Se hai già prenotato le vacanze al mare, avrai anche programmato le tue uscite in SUP. Non c’è lido che non ne sia fornito e non li offra a noleggio. Pagaiare lungo la riva non è solo divertente e rilassante. «Il SUP è sicuramente lo sport acquatico più completo in assoluto perché durante l’uscita vengono utilizzati i gruppi muscolari del tronco e delle gambe, con uno sforzo importante anche per quanto riguarda l’apparato cardiocircolatorio», spiega Tommaso Pampinella, istruttore brevettato e docente della SUP Italy Academy, ma anche atleta, bronzo ai Campionati europei e primo italiano a completare e vincere la Molokai 2 Oahu, nelle Hawaii, una delle traversate oceaniche più prestigiose e difficili al mondo.
Preparazione sulla riva
Un’ora spinti dalla brezza marina e cullati dalle onde può trasformarsi in un allenamento completo, proprio come una sessione total body in palestra. «Per prima cosa, approfittiamo del fatto di trovarci in spiaggia per scaldarci con una corsetta sul bagnasciuga. Bastano dieci minuti al proprio ritmo» spiega Tommaso Pampinella.

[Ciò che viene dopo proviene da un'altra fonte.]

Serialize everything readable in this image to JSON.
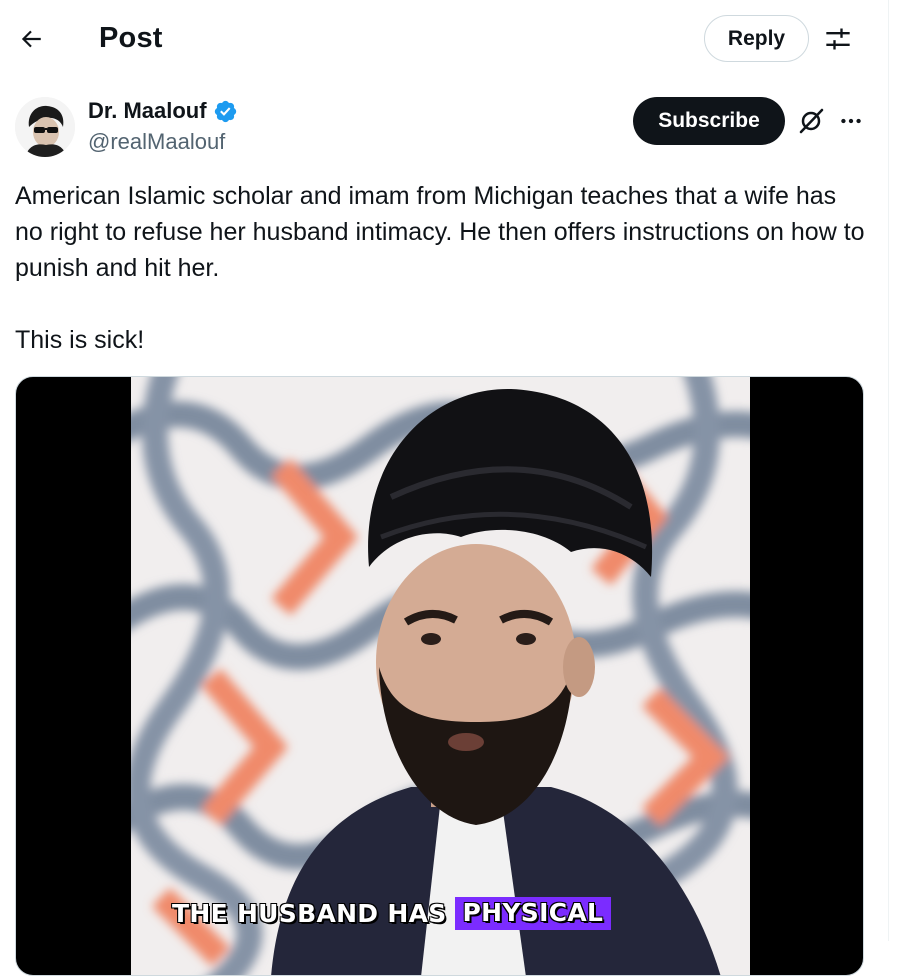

«Poi, attiviamo i muscoli delle gambe, prima di salire sulla tavola, con questi semplici esercizi: impugnando la pagaia con entrambe le mani davanti a noi, eseguiamo 20 squat e, a seguire, 20 affondi frontali. Sdraiamoci poi a terra e, sempre con la pagaia tra le mani, eseguiamo 20 addominali crunch e, dopo, 10 piegamenti sulle braccia».
Pagaia e workout
A questo punto, si entra in acqua e, una volta trovata la giusta posizione, lontano dalla risacca, si procede con il workout. «Per un lavoro completo, efficace e divertente, possiamo alternare cinque minuti di pagaiata con questi esercizi: squat, bridge, piegamenti delle braccia in ginocchio e addominali crunch.
Ogni esercizio va ripetuto per almeno un minuto. E, dopo ogni ripetizione, via a pagaiare per 5 minuti». Così, si unisce al lavoro di forza quello cardiovascolare mantenendo i muscoli del core costantemente attivi.
Il vantaggio di galleggiare
Eseguire questi esercizi sul SUP è molto più allenante che farlo sul tappetino a terra. Perché sulla tavola galleggiante, il corpo deve contrastare continui piccoli movimenti della tavola dovuti alle onde, al vento e ai propri spostamenti. Quindi, si attivano molti più muscoli stabilizzatori del tronco, delle anche e delle spalle.
Anche il sistema nervoso lavora di più per mantenere equilibrio e coordinazione e, così, ogni esercizio diventa anche un lavoro di controllo posturale. Nello “squat galleggiante”, per esempio, se a terra lavorano soprattutto quadricipiti, glutei e femorali, sul SUP, per evitare che la tavola si inclini o ruoti, si attivano anche i muscoli profondi del core, il gluteo medio e i muscoli della caviglia e del piede. Proprio come su una tavola propriocettiva. Il bridge a terra allena glutei e catena posteriore, sul SUP anche muscoli lombari e stabilizzatori del bacino.
Il core ci guadagna
Questo impegno maggiore degli altri distretti muscolari vale anche per gli altri esercizi descritti sopra o per quelli del proprio piano di allenamento in palestra che si possono riprodurre sul SUP. Ricordando che, in modalità galleggiante, equilibrio, propriocezione e stabilità del core sono più impegnativi e il consumo energetico aumenta un po’. «In ogni caso» consiglia Tommaso. «Meglio iniziare questo tipo di allenamento in condizioni di mare molto calme per eseguire gli esercizi sulla tavola con la massima attenzione e precisione».